Шрифт:
Интервал:
Закладка:
Зато вот зимы здесь вполне неординарные с морозами до двадцати градусов и безумным, истинно безумным количеством неземного, ослепительно сияющего снега. Именно в Саппоро, в парке местного университета великий Курасава снимал основные эпизоды своего щемящего и томительного «Идиота». Ну, своего, в смысле, в сотрудничестве все-таки с нашим не менее, даже более великим, но страстным, просто порою неистовым Достоевским. Местные жители непременно покажут вам величественную университетскую аллею, насаженную вышеупомянутыми энергичными американцами начала века. Вот здесь под непрестанно сыплющимся и все приводящим в смятение снегом и происходит диалог необыкновенно трогательного японского князя Мышкина и романтически-злодейского японского же Рогожина. Все действие перенесено в современную Курасаве Японию. Фильм буквально засыпан неимоверным количеством снега, гораздо более обильного и белого, чем на его основополагающей онтологической родине — России. Но в России, естественно, в идее и в основополагающем своем значении он, снег, белее, чем где-либо, не подлежа никаким изменениям и ничьему соперничеству. Ну, это так — к слову.

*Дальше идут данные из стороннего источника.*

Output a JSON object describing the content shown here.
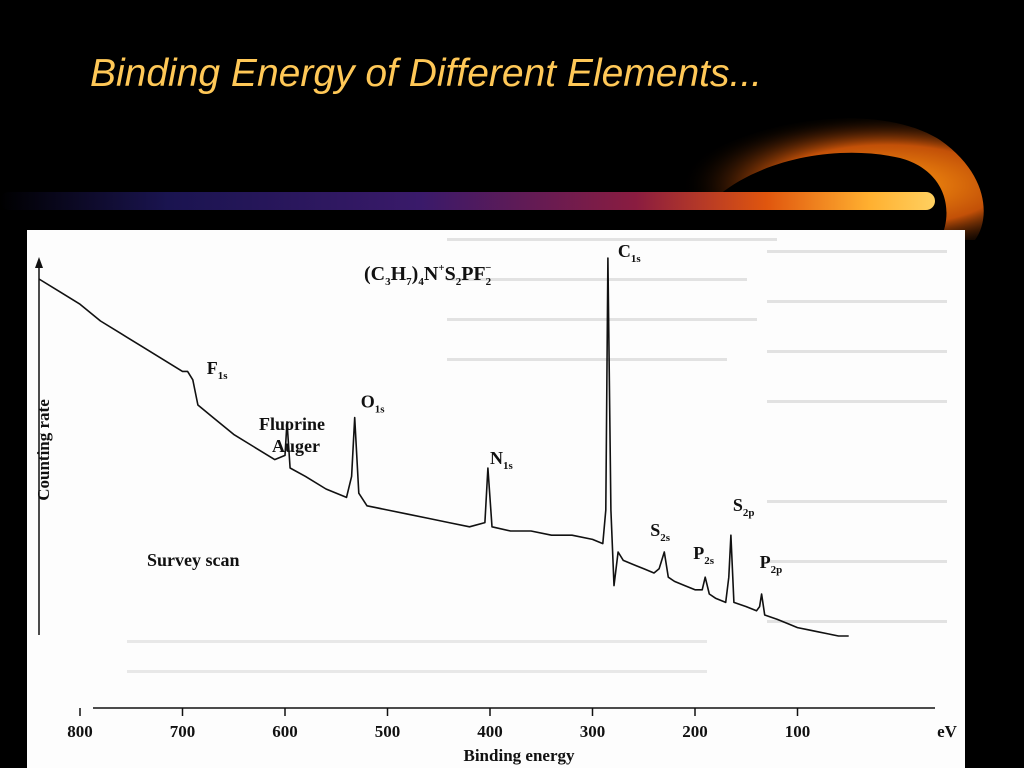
{
  "slide": {
    "title": "Binding Energy of Different Elements..."
  },
  "colors": {
    "background": "#000000",
    "title": "#ffc857",
    "accent_orange": "#ff8c00",
    "figure_paper": "#fdfdfd",
    "ink": "#111111"
  },
  "chart_data": {
    "type": "line",
    "title": "",
    "xlabel": "Binding energy",
    "ylabel": "Counting rate",
    "x_unit": "eV",
    "xlim": [
      0,
      840
    ],
    "x_reversed": true,
    "x_ticks": [
      800,
      700,
      600,
      500,
      400,
      300,
      200,
      100
    ],
    "y_ticks_shown": false,
    "grid": false,
    "legend": "none",
    "formula": "(C3H7)4N+S2PF2−",
    "annotation_survey": "Survey scan",
    "peaks": [
      {
        "label": "F",
        "sub": "1s",
        "x": 690,
        "y": 0.71
      },
      {
        "label": "Fluorine",
        "label2": "Auger",
        "x": 598,
        "y": 0.61
      },
      {
        "label": "O",
        "sub": "1s",
        "x": 532,
        "y": 0.62
      },
      {
        "label": "N",
        "sub": "1s",
        "x": 402,
        "y": 0.5
      },
      {
        "label": "C",
        "sub": "1s",
        "x": 285,
        "y": 1.0
      },
      {
        "label": "S",
        "sub": "2s",
        "x": 230,
        "y": 0.3
      },
      {
        "label": "P",
        "sub": "2s",
        "x": 190,
        "y": 0.24
      },
      {
        "label": "S",
        "sub": "2p",
        "x": 165,
        "y": 0.34
      },
      {
        "label": "P",
        "sub": "2p",
        "x": 135,
        "y": 0.2
      }
    ],
    "series": [
      {
        "x": [
          840,
          820,
          800,
          780,
          760,
          740,
          720,
          700,
          695,
          690,
          685,
          670,
          650,
          630,
          610,
          600,
          598,
          595,
          580,
          560,
          540,
          535,
          532,
          528,
          520,
          500,
          480,
          460,
          440,
          420,
          405,
          402,
          398,
          380,
          360,
          340,
          320,
          300,
          290,
          287,
          285,
          282,
          279,
          275,
          270,
          260,
          250,
          240,
          235,
          230,
          226,
          220,
          210,
          200,
          193,
          190,
          186,
          180,
          170,
          167,
          165,
          162,
          150,
          140,
          137,
          135,
          132,
          120,
          110,
          100,
          90,
          80,
          70,
          60,
          50
        ],
        "y": [
          0.95,
          0.92,
          0.89,
          0.85,
          0.82,
          0.79,
          0.76,
          0.73,
          0.73,
          0.71,
          0.65,
          0.62,
          0.58,
          0.55,
          0.52,
          0.53,
          0.61,
          0.5,
          0.48,
          0.45,
          0.43,
          0.48,
          0.62,
          0.44,
          0.41,
          0.4,
          0.39,
          0.38,
          0.37,
          0.36,
          0.37,
          0.5,
          0.36,
          0.35,
          0.35,
          0.34,
          0.34,
          0.33,
          0.32,
          0.4,
          1.0,
          0.4,
          0.22,
          0.3,
          0.28,
          0.27,
          0.26,
          0.25,
          0.26,
          0.3,
          0.24,
          0.23,
          0.22,
          0.21,
          0.21,
          0.24,
          0.2,
          0.19,
          0.18,
          0.24,
          0.34,
          0.18,
          0.17,
          0.16,
          0.17,
          0.2,
          0.15,
          0.14,
          0.13,
          0.12,
          0.115,
          0.11,
          0.105,
          0.1,
          0.1
        ]
      }
    ]
  }
}
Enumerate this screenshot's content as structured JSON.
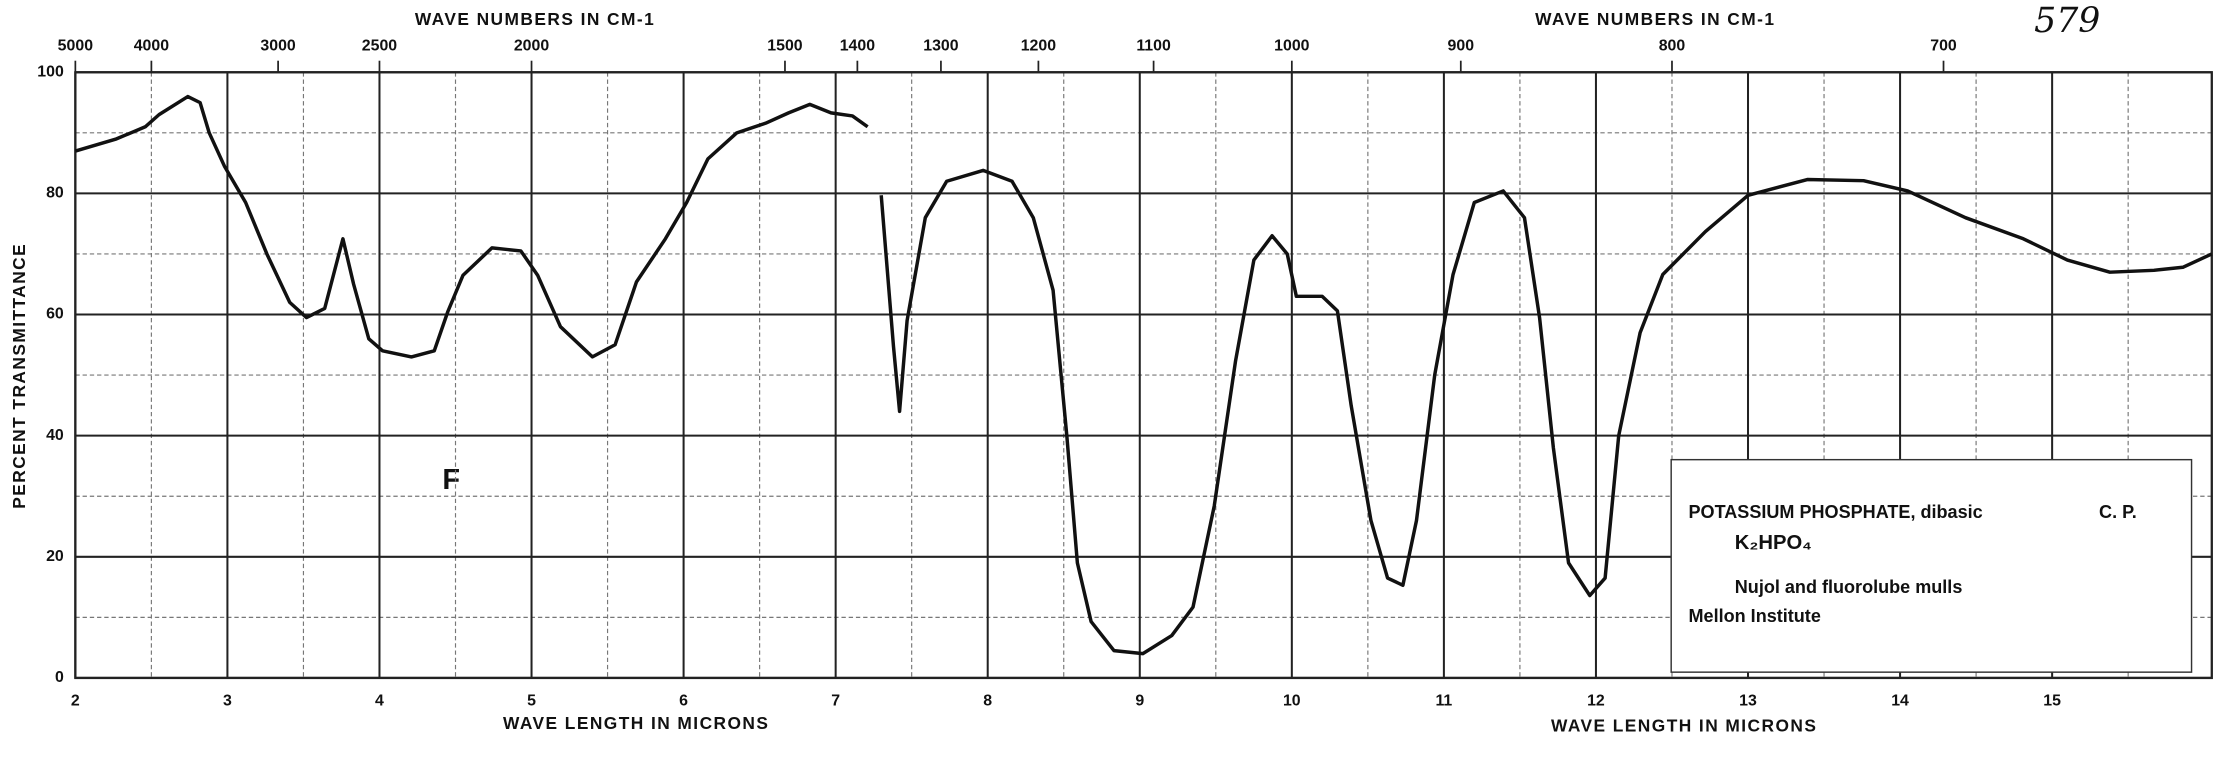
{
  "chart_data": {
    "type": "line",
    "x_title_top_left": "WAVE NUMBERS IN CM-1",
    "x_title_top_right": "WAVE NUMBERS IN CM-1",
    "x_title_bottom_left": "WAVE LENGTH IN MICRONS",
    "x_title_bottom_right": "WAVE LENGTH IN MICRONS",
    "y_title": "PERCENT TRANSMITTANCE",
    "page_number": "579",
    "mark": "F",
    "annotation": {
      "title": "POTASSIUM PHOSPHATE, dibasic",
      "grade": "C. P.",
      "formula": "K₂HPO₄",
      "method": "Nujol and fluorolube mulls",
      "source": "Mellon Institute"
    },
    "color": "#111111",
    "x": [
      2.0,
      2.27,
      2.46,
      2.55,
      2.74,
      2.82,
      2.88,
      2.98,
      3.12,
      3.26,
      3.41,
      3.52,
      3.64,
      3.76,
      3.83,
      3.93,
      4.02,
      4.21,
      4.36,
      4.45,
      4.55,
      4.74,
      4.93,
      5.04,
      5.19,
      5.4,
      5.55,
      5.69,
      5.88,
      6.02,
      6.16,
      6.35,
      6.54,
      6.69,
      6.83,
      6.97,
      7.11,
      7.21,
      7.25,
      7.3,
      7.38,
      7.42,
      7.47,
      7.59,
      7.73,
      7.97,
      8.16,
      8.3,
      8.43,
      8.52,
      8.59,
      8.68,
      8.83,
      9.02,
      9.21,
      9.35,
      9.49,
      9.63,
      9.75,
      9.87,
      9.97,
      10.03,
      10.2,
      10.3,
      10.39,
      10.52,
      10.63,
      10.73,
      10.82,
      10.94,
      11.06,
      11.2,
      11.39,
      11.53,
      11.63,
      11.72,
      11.82,
      11.96,
      12.06,
      12.15,
      12.29,
      12.44,
      12.72,
      13.0,
      13.39,
      13.76,
      14.05,
      14.43,
      14.81,
      15.1,
      15.38,
      15.67,
      15.86,
      16.05
    ],
    "values": [
      87,
      89,
      91,
      93,
      96,
      95,
      90,
      84.5,
      78.5,
      70,
      62,
      59.5,
      61,
      72.5,
      65,
      56,
      54,
      53,
      54,
      60.5,
      66.5,
      71,
      70.5,
      66.5,
      58,
      53,
      55,
      65.4,
      72.5,
      78.5,
      85.7,
      90,
      91.6,
      93.3,
      94.7,
      93.3,
      92.8,
      91,
      null,
      79.7,
      54.7,
      44,
      59,
      76,
      82,
      83.8,
      82,
      76,
      64,
      40,
      19,
      9.3,
      4.5,
      4,
      7,
      11.7,
      28.4,
      52.3,
      69,
      73,
      70,
      63,
      63,
      60.6,
      45,
      26,
      16.5,
      15.3,
      26,
      50,
      66.6,
      78.5,
      80.4,
      76,
      59.4,
      38,
      19,
      13.6,
      16.5,
      40,
      57,
      66.6,
      73.7,
      79.7,
      82.3,
      82.1,
      80.4,
      76,
      72.5,
      69,
      67,
      67.3,
      67.8,
      70
    ],
    "xlim": [
      2,
      16.05
    ],
    "ylim": [
      0,
      100
    ],
    "xticks": [
      2,
      3,
      4,
      5,
      6,
      7,
      8,
      9,
      10,
      11,
      12,
      13,
      14,
      15
    ],
    "yticks": [
      0,
      20,
      40,
      60,
      80,
      100
    ],
    "x_minor_ticks": [
      2.5,
      3.5,
      4.5,
      5.5,
      6.5,
      7.5,
      8.5,
      9.5,
      10.5,
      11.5,
      12.5,
      13.5,
      14.5,
      15.5
    ],
    "y_minor_ticks": [
      10,
      30,
      50,
      70,
      90
    ],
    "x2ticks": [
      5000,
      4000,
      3000,
      2500,
      2000,
      1500,
      1400,
      1300,
      1200,
      1100,
      1000,
      900,
      800,
      700
    ],
    "grid": true
  }
}
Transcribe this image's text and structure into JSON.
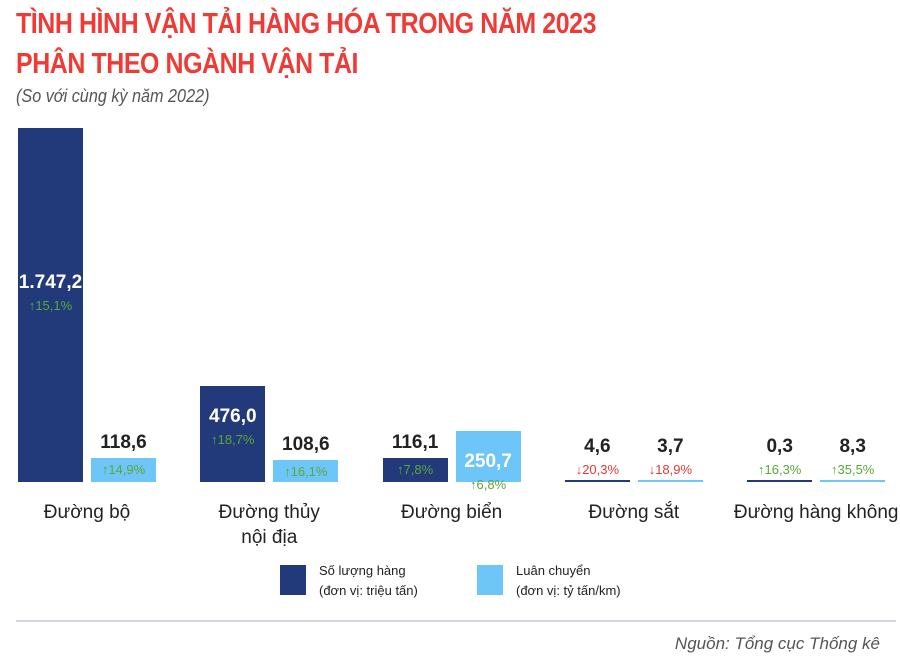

И фильм и Хоккайдо засыпаны таким идеальным-идеальным, почти тоже не подлежащим порче временем и человеческим обиходом, снегом. Такая идеальная белая-белая небесная и не Россия уже, а Япония. Именно тут я провел большую часть своего времени, но летом. О снеге же знаю только по фильму да по рассказам опытных очевидцев, знающих, что это такое не понаслышке, а по собственным долгим годам, прожитым в Сибири от самого их рождения. Свидетели с уверенностью говорят: снега здесь неизмеримо большие. Они идут почти беспрерывно, падая на землю огромными узорными медлительными влажноватыми тяжелыми хлопьями. Падают ровно три месяца. В отличие от наших российских коммунальных привычек, снег здесь почти не убирают. Даже совсем не убирают. Он ослепительно белеет, постепенно нарастая, разрастаясь, покрывая сначала крыши наиболее мелких строений, затем уже и более высоких, останавливаясь только где-то на уровне верхних этажей высотных сооружений. Пассивность перед его непрекращающейся и ежегодно воспроизводящейся экспансией чем-то напоминает смирение индусов перед лицом и засильем священных коров, возымевших наглость разлечься прямо посереди оживленного городского движения. Кстати, подобное отношение ко всякой наземной живности вместе с буддизмом было занесено и в Японию, где поглощение мяса — весьма недавняя традиция. Однако на всех водяных обитателей запрет не распространялся, и рыба была основным источником пропитания, послужив причиной низкорослости японского населения. Но результаты не столь длительного, по историческим масштабам, поглощения мяса (и заметим, в неумеренном количестве, как и все, что потребляют охочие до еды милые японцы) сказались уже через поколение, и нынешняя молодежь с трудом входит в дверные проемы, приспособленные для ее низкорослых предков. Должно все-таки для справедливости заметить, что эти низкорослые предки, среди которых встречаются просто удивительные по крохотности и хрупкости полу-согбенные старушки, побили мировые рекорды по продолжительности жизни. Они попадаются повсюду, юркие, как мышки, и решительные, как пионеры. Количество переваливших за сотню нелегко прожитых здесь лет далеко оставляет позади все эти хваленые развитые западные демократии. Посмотрим, что будет дальше.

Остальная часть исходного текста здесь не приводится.